11.13.08
In the Bloggining…
I don’t really have a monumental focus for my first non-political post. It’s just, like, why? Why this and why now? Blogging is already passé, this isn’t, as far I as I can foresee, going to make me any money, and I’d be absolutely mortified if it won me any fame. So why?
I think part of it is that I’ve always wanted to be a writer. Not the cheese and crackers, angst-filled, Village-dwelling MFA type of writer- I have a day job and I’m not planning on quitting it for a less secure future. By writer, I mean that I’m able to express my inner self well in writing. I’m true, in a way that a reader says, “Ahhhh, yes. I know that. I’ve been there.” And whether someone’s sides are splitting or they’re nodding thoughtfully, real communication with someone else is always gratifying.
So, if you like writing, you end up reading a lot about writing. And one of the rules in writing, one of the necessary goals is, “Find your voice.” Well, I’m working on it. But it’s hard to find your voice when so much of you is splattered across your day. In their heads, people are part planning, Franklin-Covey style, and lumbering for the cafeteria, and guilt tripping themselves about not going to their great-aunt on a free Sunday, and wondering about the mysteries of life. In my head, I’m funny and philosophical and deliberate and pathetically self-pitying. And it’s hard to get that out consistently into a “voice”. I know it’s hard to get out consistently in action, even though to the people around me I have a very well-defined personality. I just can’t track it from the inside.
I went into the Sam Ash across from Kings Plaza once and met a jazz musician who worked part-time in the guitar section, and we were “talking in music” (lehavdil, the way Torah scholars “talk in learning”), and I told him about a guy I know who plays bass and was constantly trying new types of music- folk, rock, blues- to stretch himself as a musician.

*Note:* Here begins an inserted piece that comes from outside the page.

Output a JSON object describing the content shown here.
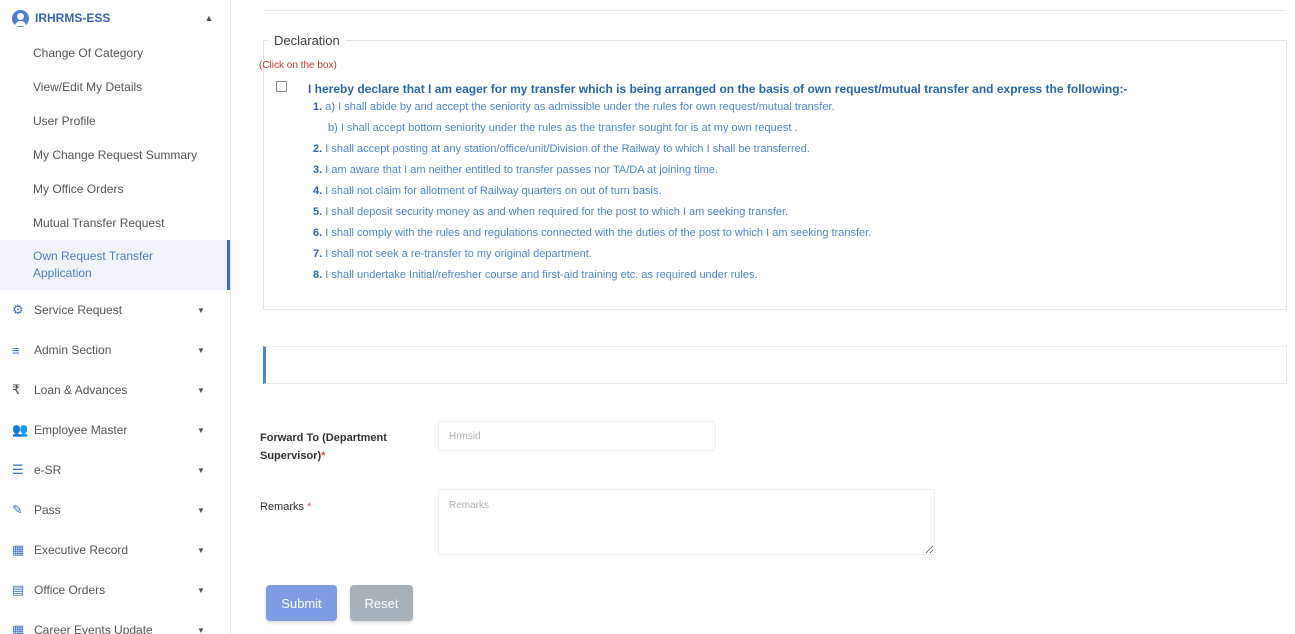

“That’s good”, he said, “but it’s okay to focus in on one thing. It’s okay never to leave the world of jazz, to make yourself the best jazz player in the world.” I think it’s true for writers as well. I think it’s true for people as well. I think the best writers and the best people are those people who know their one good voice and display that to the world.
Another, second rule of writing, which like the theory of relativity has now either been completely debunked or become axiomatic, is “Write what you know.” Well, I know me. So like the advice I took from the jazz musician at the music store, I decided to focus exclusively on one genre of music and one voice. My music is religious American Jewish music. So’s my voice. It’s so much a part of me that it gets awkward trying to explain it, kind of like my femininity. It’s not a preference or an upbringing, it’s identity. The fact that I’m female has very little to do with how my parents raised me. The same goes for the rest of it.